While Wal-Mart, the U.S. Department of Defense and others have initially targeted their largest suppliers with RFID shipping requirements, those directives have motivated some smaller suppliers to deploy RFID further than just meeting customer mandates but also toward returns on investment from internal savings.
Although privately held international snack manufacturer Jack Link’s is far from being one of Wal-Mart’s top 100 suppliers, it does supply the retailer with a number of meat-based snack foods, including 16-ounce bags of beef jerky, which are sold exclusively through Wal-Mart. Jack Link’s also ships a number of its products to the DOD, and when the company saw the RFID mandates from both, it decided to deploy its own RFID network to meet those requirements early and, most importantly, to drive efficiencies in its operations.
“The mandate on other Wal-Mart suppliers made us realize we had serious work to do on our supply chain. We hadn’t looked at it in detail, but we felt that with RFID we had a chance to leapfrog larger competitors,” says Karl Paepke, vice president of operations at Jack Link’s, which is based in Minong, Wis.
The company is in the process of implementing RFID in a four-phased project that will enable it to track its operations from delivery of raw materials to product shipment and delivery. The final phase is set for completion by April next year.
So far only the company has completed only the first phase, which enables the company to tag cartons and pallets of the 16-ounce bags of beef jerky it ships to Wal-Mart’s distribution center in north Texas. When 90 cartons of the product have been tagged—the number that ships on each pallet—a smart label for the full pallet is also produced and applied. The cartons are then associated with the pallet as the complete pallet is read and prepared for shipping. Jack Link’s says it chose to tag shipments of its 16-ounce beef jerky product because it ships in much lower quantities than its other products. The system scans the pallets as they leave through just one of the 40 dock doors at Jack Link’s distribution center in Minong, Wis.

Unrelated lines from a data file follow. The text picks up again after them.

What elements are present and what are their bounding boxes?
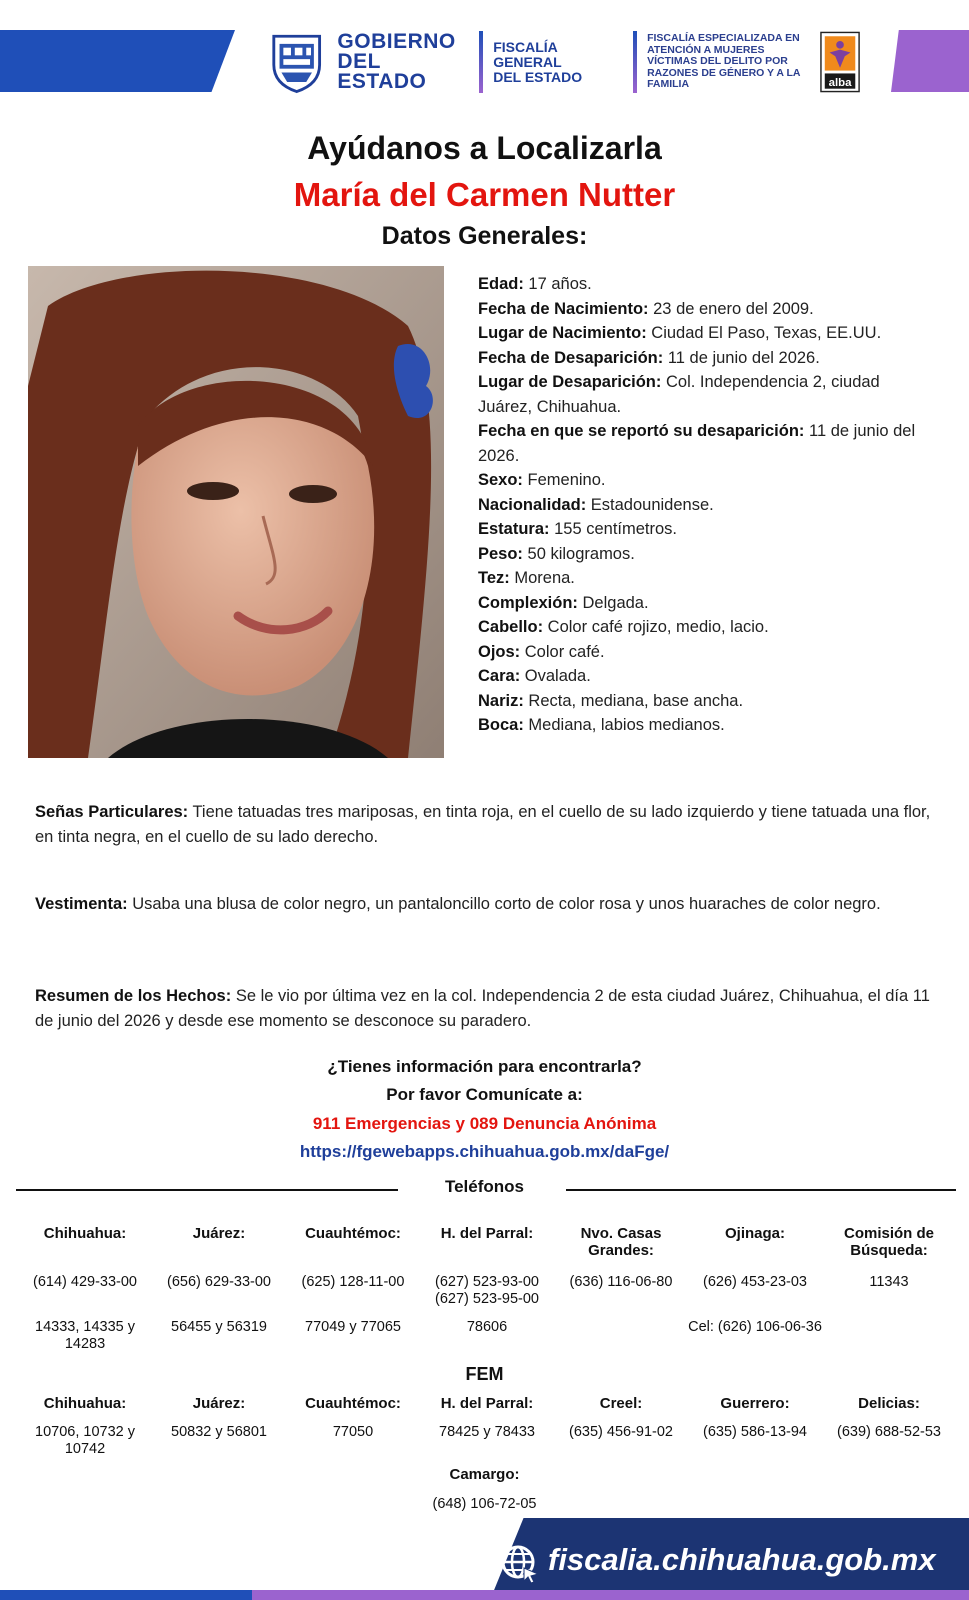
phone-extension-cell bbox=[822, 1319, 956, 1353]
fiscalia-line2: DEL ESTADO bbox=[493, 68, 583, 85]
vestimenta-paragraph bbox=[35, 892, 935, 917]
call-instruction: Por favor Comunícate a: bbox=[386, 1085, 583, 1104]
phones-city-header: H. del Parral: bbox=[440, 1225, 534, 1242]
detail-label: Lugar de Nacimiento: bbox=[478, 324, 647, 342]
phones-title: Teléfonos bbox=[444, 1177, 525, 1196]
resumen-text: Se le vio por última vez en la col. Independencia 2 de esta ciudad Juárez, Chihuahua, el día 11 de junio del 2026 y desde ese momento se desconoce su paradero. bbox=[35, 987, 930, 1030]
phones-header-row bbox=[18, 1225, 958, 1259]
fem-number-cell: (635) 586-13-94 bbox=[703, 1424, 807, 1440]
senas-label: Señas Particulares: bbox=[35, 803, 189, 821]
detail-row bbox=[478, 272, 938, 297]
phone-number-cell: (625) 128-11-00 bbox=[301, 1274, 405, 1290]
detail-value: Estadounidense. bbox=[586, 495, 714, 514]
senas-paragraph bbox=[35, 800, 935, 849]
resumen-label: Resumen de los Hechos: bbox=[35, 987, 232, 1005]
phones-city-header: Juárez: bbox=[192, 1225, 246, 1242]
phones-city-header: Ojinaga: bbox=[724, 1225, 785, 1242]
detail-label: Sexo: bbox=[478, 471, 523, 489]
detail-label: Fecha en que se reportó su desaparición: bbox=[478, 422, 805, 440]
detail-row bbox=[478, 346, 938, 371]
person-name: María del Carmen Nutter bbox=[293, 176, 676, 213]
missing-person-photo bbox=[28, 266, 444, 758]
fem-logo-text: FISCALÍA ESPECIALIZADA EN ATENCIÓN A MUJERES VÍCTIMAS DEL DELITO POR RAZONES DE GÉNERO Y A LA FAMILIA bbox=[647, 32, 801, 91]
detail-row bbox=[478, 591, 938, 616]
detail-row bbox=[478, 419, 938, 468]
phone-number-cell: (636) 116-06-80 bbox=[569, 1274, 673, 1290]
detail-label: Cabello: bbox=[478, 618, 544, 636]
detail-value: 11 de junio del 2026. bbox=[663, 348, 820, 367]
help-title: Ayúdanos a Localizarla bbox=[307, 130, 662, 166]
fem-row-1 bbox=[18, 1424, 958, 1458]
fem-number-cell: 10706, 10732 y 10742 bbox=[35, 1424, 135, 1457]
detail-row bbox=[478, 468, 938, 493]
footer-website[interactable]: fiscalia.chihuahua.gob.mx bbox=[548, 1542, 936, 1577]
phone-extension-cell: Cel: (626) 106-06-36 bbox=[688, 1319, 822, 1335]
detail-label: Nacionalidad: bbox=[478, 495, 587, 514]
detail-label: Estatura: bbox=[478, 520, 550, 538]
fem-city-header: Chihuahua: bbox=[43, 1395, 127, 1412]
detail-value: 17 años. bbox=[523, 275, 592, 293]
fem-number-cell: (635) 456-91-02 bbox=[569, 1424, 673, 1440]
vestimenta-text: Usaba una blusa de color negro, un pantaloncillo corto de color rosa y unos huaraches de color negro. bbox=[127, 895, 881, 913]
state-seal-icon bbox=[270, 29, 323, 95]
fem-number-cell: (639) 688-52-53 bbox=[837, 1424, 941, 1440]
detail-row bbox=[478, 689, 938, 714]
fem-city-header: Delicias: bbox=[858, 1395, 920, 1412]
emergency-numbers: 911 Emergencias y 089 Denuncia Anónima bbox=[312, 1114, 657, 1133]
detail-row bbox=[478, 615, 938, 640]
phone-number-cell: (656) 629-33-00 bbox=[167, 1274, 271, 1290]
fem-city-header: H. del Parral: bbox=[440, 1395, 534, 1412]
header-separator bbox=[479, 31, 483, 93]
fem-city-header: Creel: bbox=[599, 1395, 643, 1412]
fem-city-header: Guerrero: bbox=[720, 1395, 790, 1412]
phones-city-header: Chihuahua: bbox=[43, 1225, 127, 1242]
globe-cursor-icon bbox=[500, 1544, 540, 1584]
gobierno-logo-text bbox=[337, 32, 469, 92]
detail-value: 11 de junio del 2026. bbox=[478, 422, 916, 465]
phones-city-header: Nvo. Casas Grandes: bbox=[580, 1225, 662, 1259]
gobierno-line2: DEL ESTADO bbox=[337, 50, 427, 93]
detail-value: 23 de enero del 2009. bbox=[648, 299, 814, 318]
portrait-image bbox=[28, 266, 444, 758]
info-question: ¿Tienes información para encontrarla? bbox=[327, 1057, 642, 1076]
detail-value: Mediana, labios medianos. bbox=[523, 716, 725, 734]
camargo-label: Camargo: bbox=[449, 1466, 520, 1483]
phones-row-2 bbox=[18, 1319, 958, 1353]
detail-value: Color café. bbox=[520, 642, 605, 661]
detail-value: Color café rojizo, medio, lacio. bbox=[543, 618, 769, 636]
detail-row bbox=[478, 493, 938, 518]
detail-row bbox=[478, 517, 938, 542]
fiscalia-line1: FISCALÍA GENERAL bbox=[493, 38, 562, 70]
detail-value: 50 kilogramos. bbox=[522, 544, 635, 563]
fem-title: FEM bbox=[465, 1364, 504, 1384]
fem-city-header: Cuauhtémoc: bbox=[305, 1395, 401, 1412]
senas-text: Tiene tatuadas tres mariposas, en tinta roja, en el cuello de su lado izquierdo y tiene tatuada una flor, en tinta negra, en el cuello de su lado derecho. bbox=[35, 803, 931, 846]
detail-label: Fecha de Nacimiento: bbox=[478, 299, 649, 318]
phone-number-cell: (614) 429-33-00 bbox=[33, 1274, 137, 1290]
resumen-paragraph bbox=[35, 984, 935, 1033]
detail-value: Ciudad El Paso, Texas, EE.UU. bbox=[646, 324, 882, 342]
detail-label: Peso: bbox=[478, 544, 523, 563]
gobierno-line1: GOBIERNO bbox=[337, 30, 456, 53]
phone-extension-cell: 78606 bbox=[466, 1319, 508, 1335]
camargo-phone: (648) 106-72-05 bbox=[432, 1496, 537, 1512]
detail-label: Tez: bbox=[478, 569, 510, 587]
detail-value: Delgada. bbox=[577, 593, 649, 612]
detail-row bbox=[478, 664, 938, 689]
header-band-right bbox=[891, 30, 969, 92]
detail-row bbox=[478, 713, 938, 738]
detail-row bbox=[478, 297, 938, 322]
detail-label: Lugar de Desaparición: bbox=[478, 373, 662, 391]
detail-row bbox=[478, 542, 938, 567]
alba-protocol-logo-icon bbox=[820, 30, 860, 94]
phone-number-cell: 11343 bbox=[869, 1274, 909, 1290]
detail-row bbox=[478, 321, 938, 346]
detail-label: Edad: bbox=[478, 275, 524, 293]
fem-header-row bbox=[18, 1395, 958, 1412]
detail-label: Nariz: bbox=[478, 691, 524, 710]
phone-number-cell: (626) 453-23-03 bbox=[703, 1274, 807, 1290]
phones-city-header: Cuauhtémoc: bbox=[305, 1225, 401, 1242]
phone-number-cell: (627) 523-93-00 (627) 523-95-00 bbox=[435, 1274, 539, 1307]
detail-row bbox=[478, 370, 938, 419]
fem-number-cell: 78425 y 78433 bbox=[439, 1424, 535, 1440]
detail-value: Col. Independencia 2, ciudad Juárez, Chihuahua. bbox=[478, 373, 880, 416]
detail-label: Cara: bbox=[478, 667, 521, 685]
header-separator-2 bbox=[633, 31, 637, 93]
detail-value: Recta, mediana, base ancha. bbox=[523, 691, 744, 710]
detail-row bbox=[478, 640, 938, 665]
phone-extension-cell bbox=[554, 1319, 688, 1353]
general-data-heading: Datos Generales: bbox=[381, 222, 588, 250]
general-details-list bbox=[478, 272, 938, 738]
detail-row bbox=[478, 566, 938, 591]
phone-extension-cell: 14333, 14335 y 14283 bbox=[35, 1319, 135, 1352]
detail-value: Femenino. bbox=[522, 471, 606, 489]
phones-row-1 bbox=[18, 1274, 958, 1308]
phones-city-header: Comisión de Búsqueda: bbox=[843, 1225, 934, 1259]
detail-label: Boca: bbox=[478, 716, 524, 734]
fem-number-cell: 77050 bbox=[332, 1424, 374, 1440]
detail-value: 155 centímetros. bbox=[549, 520, 678, 538]
detail-label: Fecha de Desaparición: bbox=[478, 348, 664, 367]
alba-label: alba bbox=[828, 76, 852, 89]
fem-city-header: Juárez: bbox=[192, 1395, 246, 1412]
phone-extension-cell: 56455 y 56319 bbox=[171, 1319, 267, 1335]
header-logos bbox=[270, 26, 860, 98]
phone-extension-cell: 77049 y 77065 bbox=[305, 1319, 401, 1335]
detail-value: Ovalada. bbox=[520, 667, 591, 685]
detail-label: Complexión: bbox=[478, 593, 578, 612]
detail-value: Morena. bbox=[509, 569, 575, 587]
fiscalia-logo-text bbox=[493, 40, 623, 85]
vestimenta-label: Vestimenta: bbox=[35, 895, 128, 913]
detail-label: Ojos: bbox=[478, 642, 521, 661]
report-url-link[interactable]: https://fgewebapps.chihuahua.gob.mx/daFge/ bbox=[299, 1142, 670, 1161]
footer-bar bbox=[0, 1590, 969, 1600]
fem-number-cell: 50832 y 56801 bbox=[171, 1424, 267, 1440]
header-band-left bbox=[0, 30, 235, 92]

According to the company, the system was deployed and operational within three weeks of the equipment arriving at the company’s U.S. distribution center—at a total cost of $48,000. Given that the company has 32 product lines, the additional phases of the RFID deployment are expected to cost significantly more, but the company is convinced that the return is there. “We estimate it will take just a year to get our return on [the $48,000] investment,” says Paepke.
The company already managed its receiving, manufacturing and distribution processes using Microsoft’s Navision 3.7 enterprise resource planning (ERP) system, and Microsoft Business Solutions extended the functionality of that Navision product to control and manage Jack Link’s RFID implementation, which includes SAMSys Technologies readers and antennas, a SATO America RFID label printer and RFID EPC Class 1 UHF smart labels from Avery Dennison Retail Information Services.
Microsoft Business Solutions says it is using deployments like Jack Link’s to develop the inclusion of RFID technology in its ERP platforms, so that small and midsize customers can leverage RFID from within their existing application environments.
“RFID in the supply chain is supposed to be ubiquitous and that means extending RFID capabilities to small and medium-sized business,” says Alexander Renz, RFID program manager at Microsoft Business Solutions, which is based in Redmond, Wash. The division plans to include RFID technology in upcoming ERP releases, including Axapta 4.0, which is set for release in the first half of next year, and Navision 5.0 and the next major release of Great Plains, both scheduled for release early in 2006.
While the initial phase of Jack Link’s RFID deployment focused on achieving mandate compliance, the upcoming phases—which are also being managed by Waupaca, Wis.-based systems integrator ABC Computers—will focus on delivering internal business benefits. For the second phase, due for completion by the end of the year, the company will attach tags to totes and racks in its closed-loop manufacturing system in order to RFID-enable the recording of ingredients and tracking of finished products—a process required by United States Department of Agriculture guidelines. This will replace an existing manual and paper-based system with an automatic one that uses RFID readers.
The third phase of the project will extend the RFID system to raw-material supplies so that the company can record lot information as part of the receiving and picking processes. It will enable Jack Link’s to generate an automatic record of all raw materials going into a specific batch of product.
The company says it expects to see a return on its RFID deployment through labor savings, but the biggest return on investment will come from being able to ensure its products are available and shipped to stores when they are needed. The deployment will also give the company the ability to track every product to a lot number using the database rather than having to sort through the current paper-based system. Though the company has never been faced with a meat recall, it has run mock tests. With RFID, the company believes, the time taken to track a bad lot and recall product could be cut from nearly a day’s work to a few minutes.
The fourth and final phase will leverage RFID in the distribution process to automate internal stock transfers from the company’s five U.S. manufacturing sites to its central distribution center. By leveraging the increased visibility and inventory accuracy across its supply chain from end to end, Jack Link’s expects to shorten cycle times, improve delivery performance and increase inventory turns.
Further out the company says it is also likely to extend RFID deployment to its operations in New Zealand and Brazil.